A mortgage loan has such advantages as bringing the borrower closer to owning a property, renovating the purchase of a borrowed property, etc. The interest rates are affordable, and the loan term allows regular payments. A good credit score makes it possible to get the best deal and increases the chances of approval. Disadvantages are that it is a loan, and a borrower cannot own a house or other property purchased with the help of a mortgage without paying it in full, there is a risk of repossession, and the borrower loses their previous efforts to obtain financing. To balance the pros and cons, one must find a suitable mortgage and work with this lender to tailor it to one's circumstances, which increases the chances of successful repayment.
How to repay a mortgage?
Depending on the lender's credit terms, this can be done by direct debit, cash payment at the lender's branch, check, online payment, etc. In addition to the method of remitting regular installments to the lender, there is another important side to mortgage repayment that reflects steps to repay the mortgage loan to the lender successfully: If you are making additional payments on the principal of your loan, you can add at least one extra monthly payment per year. Make sure the lender considers the special payment an additional payment and not a regular payment for the next installment due. Refinance your mortgage by getting better terms and a shorter loan with another lender.

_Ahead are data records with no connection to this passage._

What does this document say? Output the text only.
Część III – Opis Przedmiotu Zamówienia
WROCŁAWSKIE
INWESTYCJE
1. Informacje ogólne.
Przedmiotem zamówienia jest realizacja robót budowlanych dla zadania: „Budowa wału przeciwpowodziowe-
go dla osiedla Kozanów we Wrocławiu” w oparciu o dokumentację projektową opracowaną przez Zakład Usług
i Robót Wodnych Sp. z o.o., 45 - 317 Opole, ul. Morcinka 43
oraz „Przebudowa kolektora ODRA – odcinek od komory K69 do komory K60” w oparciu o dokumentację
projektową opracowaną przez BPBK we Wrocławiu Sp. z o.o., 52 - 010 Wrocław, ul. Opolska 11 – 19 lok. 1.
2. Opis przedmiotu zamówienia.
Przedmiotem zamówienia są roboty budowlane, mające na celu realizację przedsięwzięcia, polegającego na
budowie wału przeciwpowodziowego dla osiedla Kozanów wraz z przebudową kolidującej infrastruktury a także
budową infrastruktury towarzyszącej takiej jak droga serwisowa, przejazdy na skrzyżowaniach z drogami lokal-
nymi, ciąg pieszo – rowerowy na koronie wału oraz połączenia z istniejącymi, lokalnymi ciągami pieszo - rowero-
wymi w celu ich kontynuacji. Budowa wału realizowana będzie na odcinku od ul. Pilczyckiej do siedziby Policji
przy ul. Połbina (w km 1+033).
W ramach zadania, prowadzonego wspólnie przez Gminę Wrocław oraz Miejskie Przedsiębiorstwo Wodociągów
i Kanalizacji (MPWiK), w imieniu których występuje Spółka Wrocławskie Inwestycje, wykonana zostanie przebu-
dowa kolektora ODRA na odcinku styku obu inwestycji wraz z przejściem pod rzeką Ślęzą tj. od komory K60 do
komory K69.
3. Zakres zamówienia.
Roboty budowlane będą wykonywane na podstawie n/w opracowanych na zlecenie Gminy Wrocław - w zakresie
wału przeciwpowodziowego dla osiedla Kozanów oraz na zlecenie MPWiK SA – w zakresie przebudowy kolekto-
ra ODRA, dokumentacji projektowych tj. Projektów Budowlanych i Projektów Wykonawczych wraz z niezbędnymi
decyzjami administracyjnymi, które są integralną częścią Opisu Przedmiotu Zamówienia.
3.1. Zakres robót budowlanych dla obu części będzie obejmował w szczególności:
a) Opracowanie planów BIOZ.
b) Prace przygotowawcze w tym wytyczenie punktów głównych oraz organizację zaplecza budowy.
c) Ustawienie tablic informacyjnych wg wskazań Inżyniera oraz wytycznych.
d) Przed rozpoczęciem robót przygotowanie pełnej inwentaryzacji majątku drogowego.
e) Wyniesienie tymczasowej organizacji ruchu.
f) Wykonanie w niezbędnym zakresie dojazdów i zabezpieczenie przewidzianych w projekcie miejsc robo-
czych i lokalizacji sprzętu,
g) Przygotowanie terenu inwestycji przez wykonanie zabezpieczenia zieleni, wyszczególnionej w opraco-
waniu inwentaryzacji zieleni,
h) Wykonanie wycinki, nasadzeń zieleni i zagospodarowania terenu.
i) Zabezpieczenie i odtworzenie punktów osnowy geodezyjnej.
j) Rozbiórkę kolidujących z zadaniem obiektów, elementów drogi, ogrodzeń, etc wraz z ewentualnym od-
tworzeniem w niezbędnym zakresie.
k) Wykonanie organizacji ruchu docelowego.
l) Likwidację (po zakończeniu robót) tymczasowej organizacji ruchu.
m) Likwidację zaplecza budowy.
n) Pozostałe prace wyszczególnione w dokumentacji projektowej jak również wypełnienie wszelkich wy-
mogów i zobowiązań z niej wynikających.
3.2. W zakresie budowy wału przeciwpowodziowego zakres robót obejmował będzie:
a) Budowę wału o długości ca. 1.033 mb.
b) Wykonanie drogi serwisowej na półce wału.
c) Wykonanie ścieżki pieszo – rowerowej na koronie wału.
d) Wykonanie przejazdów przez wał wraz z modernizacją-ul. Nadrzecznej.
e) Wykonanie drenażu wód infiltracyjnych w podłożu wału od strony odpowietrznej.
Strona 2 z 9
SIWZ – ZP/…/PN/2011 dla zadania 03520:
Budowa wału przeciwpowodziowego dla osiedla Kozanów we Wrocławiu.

Mortgage refinancing is a type of mortgage restart with the same lender where you pay a lump sum, and then your outstanding balance, amortization schedule, and amounts due are updated. Since the lender remains the same, the fees are much lower than if you cancel the contract and "move" to another lender. Make lump sum mortgage payments using additional unexpected income or saved amounts that allow you to get off the loan yoke sooner.
Apply for a loan modification to ease the burden on the lender. This will help get payments back on track and save on interest payments and the overall cost of the loan.
Legal regulation
Credit in Canada is regulated at the federal and provincial levels. The Criminal Code regulates the maximum interest rate for loans.
- It should be mentioned that for mortgage loans, there is an Eligible Mortgage Loan Regulation that defines terms such as high ratio loans, low ratio loans, total debt service ratio, etc.
- Mortgage Broker Act;
- Federal rules governing the residential mortgage market;
- Canada Mortgage and Housing Corporation Act, etc.
The real cost of a mortgage loan
The actual cost of a mortgage loan consists of all fees associated with the loan, including interest charges, insurance payments, loan disbursement costs, contract modifications, etc. When you add up all the costs associated with the mortgage, you know the total cost of such a loan. Some expenses are one-time, while others are incurred throughout the life of the loan and, therefore, must also be taken into account.